The dealer finance market is to undergo radical consolidation in the months ahead. The anticipated combination of Black Horse Motor Finance and Bank of Scotland Dealer Finance, following the Lloyds TSB/HBOS deal, is part of a radical change that is set to see F&I turned on its head.
Retailers should be acting now to review their F&I and stock-funding operations and plan for the future – a future where the income available from F&I looks set to fall.
Over recent years, F&I has provided a vital added-value profit centre.
Levels of finance penetration until this year had declined, but astute negotiation and over-supply has seen retailers increasing the pound value from F&I income.
Even the regulation of personal protection insurance (PPI) failed to slow the pace of growth in the importance of this key
Now the intense competition which has benefited retailers, looks set to change – significantly.
Day-to-day retailers are likely to see little immediate impact and HBOS’s Andy Hornby admits that the total Lloyds TSB/HBOS integration could take up to two years to complete, but change should be anticipated and acted upon now.
Most worrying for retailers will be the loss of choice. The Big Four independent finance players are set to become the Big Two, with Consumer Santander and GE Money Motor Finance merging in the weeks ahead.
Inevitably, there will be changes in people, technology and processes. But most concerning will be the reduction in competition and the potential threat to stock-funding facilities.
The combined Black Horse/Bank of Scotland Motor Finance operation will be a dominant force based upon the Sewells 2007 New and Used Car Finance House Surveys, which relies upon estimates of units financed.
In the new car finance sector the combined market share of the two companies is estimated at 26%, allowing for the inclusion of the manufacturer partnerships.
However. in the used car sector, they control 41% of
the market. This dominant position, especially in the used car sector, is certain to be a concern to retailers.
Many will find themselves already working with both companies – and will potentially need, or want, to source an alternative provider, both for retail support and stock funding.
But the drop in competition may make replacing current terms on a like-for-like basis tough.
Concerns about the potential increase in retail rates and terms may mask a more fundamental concern – stock funding monies.Motor retailers have commonly sourced their stock funding (and other forms of support funding) from finance companies as part of a wider retail support offer.
Typically, new car funding is provided by the manufacturer finance company, while used car funding is often provided by the independent sector.
Black Horse and Bank of Scotland have been major players in the provision of stocking funds.
Quite how the combined business will view its exposure to dealer funding is impossible to second guess, but we are certainly operating in an increasingly risk averse environment, something not helped by the dramatic slowdown in car sales.
Retailers are faced with the possibility that the combined Black Horse/Bank of Scotland business may therefore seek to limit its stock exposure.
This situation is likely to be exacerbated at retailers where both lenders currently provide funds and therefore share the perceived risk.
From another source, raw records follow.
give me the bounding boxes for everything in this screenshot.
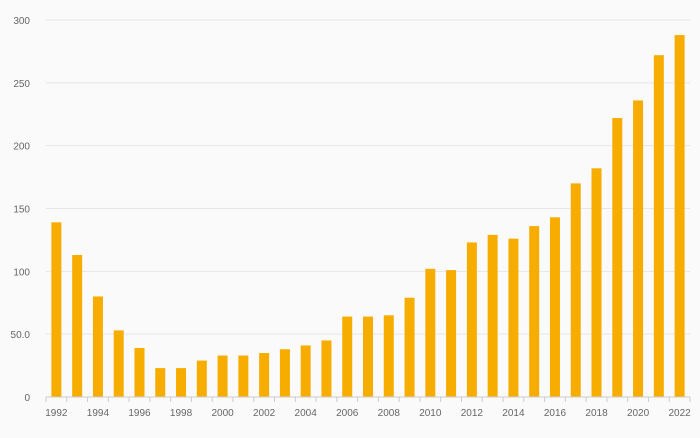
- bar-1995: [113, 330, 124, 397]
- y-tick-label: 0: [24, 393, 30, 404]
- bar-1999: [196, 360, 207, 397]
- y-tick-label: 250: [13, 79, 30, 90]
- bar-2007: [363, 316, 373, 397]
- x-axis: [45, 396, 691, 402]
- y-tick-label: 200: [13, 142, 30, 153]
- x-tick-label: 2016: [544, 408, 567, 419]
- bar-2011: [446, 270, 457, 397]
- bar-2014: [508, 238, 519, 397]
- x-tick-label: 1994: [87, 408, 110, 419]
- bar-2019: [612, 118, 623, 398]
- x-tick-label: 1992: [45, 408, 68, 419]
- x-tick-label: 2012: [461, 408, 484, 419]
- x-axis-labels: 1992 1994 1996 1998 2000 2002 2004 2006 2008 2010…: [45, 408, 691, 419]
- x-tick-label: 2004: [295, 408, 318, 419]
- bar-2021: [653, 55, 664, 397]
- x-tick-label: 2008: [378, 408, 401, 419]
- bar-2001: [238, 355, 249, 397]
- bar-2002: [259, 353, 270, 397]
- y-tick-label: 50.0: [11, 330, 31, 341]
- x-tick-label: 2020: [627, 408, 650, 419]
- x-tick-label: 2010: [419, 408, 442, 419]
- bar-2018: [591, 168, 602, 397]
- bar-2013: [487, 234, 498, 397]
- x-tick-label: 2022: [668, 408, 691, 419]
- bar-1997: [155, 368, 166, 397]
- bar-2003: [279, 349, 290, 397]
- bar-2012: [466, 242, 477, 397]
- y-tick-label: 300: [13, 16, 30, 27]
- bar-2006: [342, 316, 353, 397]
- x-tick-label: 2000: [211, 408, 234, 419]
- x-tick-label: 1998: [170, 408, 193, 419]
- x-tick-label: 1996: [128, 408, 151, 419]
- bar-2000: [217, 355, 228, 397]
- bar-2017: [570, 183, 581, 397]
- bar-1993: [72, 254, 83, 397]
- y-tick-label: 150: [13, 205, 30, 216]
- bar-2010: [425, 268, 436, 397]
- x-tick-label: 2002: [253, 408, 276, 419]
- x-tick-label: 2014: [502, 408, 525, 419]
- x-tick-label: 2006: [336, 408, 359, 419]
- bar-1998: [176, 368, 187, 397]
- bar-2005: [321, 340, 332, 397]
- y-axis-labels: 0 50.0 100 150 200 250 300: [11, 16, 31, 404]
- bar-1996: [134, 347, 145, 397]
- bar-2004: [300, 345, 311, 397]
- bar-1992: [51, 222, 62, 397]
- bar-2008: [383, 315, 394, 397]
- bar-2015: [529, 226, 540, 397]
- bar-2020: [633, 100, 644, 397]
- bars: [51, 35, 685, 398]
- y-tick-label: 100: [13, 267, 30, 278]
- gridlines: [46, 19, 690, 335]
- bar-1994: [92, 296, 103, 397]
- x-tick-label: 2018: [585, 408, 608, 419]
- bar-2016: [549, 217, 560, 397]
- bar-2022: [674, 35, 685, 397]
- bar-2009: [404, 297, 415, 397]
Some retailers may prefer to not have all their stock funding in one basket. Retailers operating at the margins are certainly at risk of losing vital operating funds.
Choices going forward
The credit crunch, falling residual values and rising arrears are all placing pressure on finance company margins.
Black Horse itself notes that dealers and lenders alike will have to become leaner and fitter to survive, pointing to the pressure on finance companies to deliver acceptable returns to their parent companies.
In this environment, it expects rates and deal terms to come under the microscope.
This is a clear indication for the future – and it is a future that appears to be increasingly close at hand.
A reduction in competition, rising inflation, tightening of underwriting and a slowdown in the amount of money available to lend all look set to place motor retailers in a tough negotiating position for finance in the months ahead.
Barclays Partner Finance, Carlyle Finance, Close Motor and Northridge Finance are all well regarded companies and will certainly provide an alternative finance partner.
However, their appetite and capacity to match some of the existing F&I support packages in the current trading conditions must be in doubt.
There is set to be a cost to retailers to secure a future for dealer F&I – higher prices. This is probably a vital, albeit painful, step – one that can be anticipated in both retail and stock funding terms.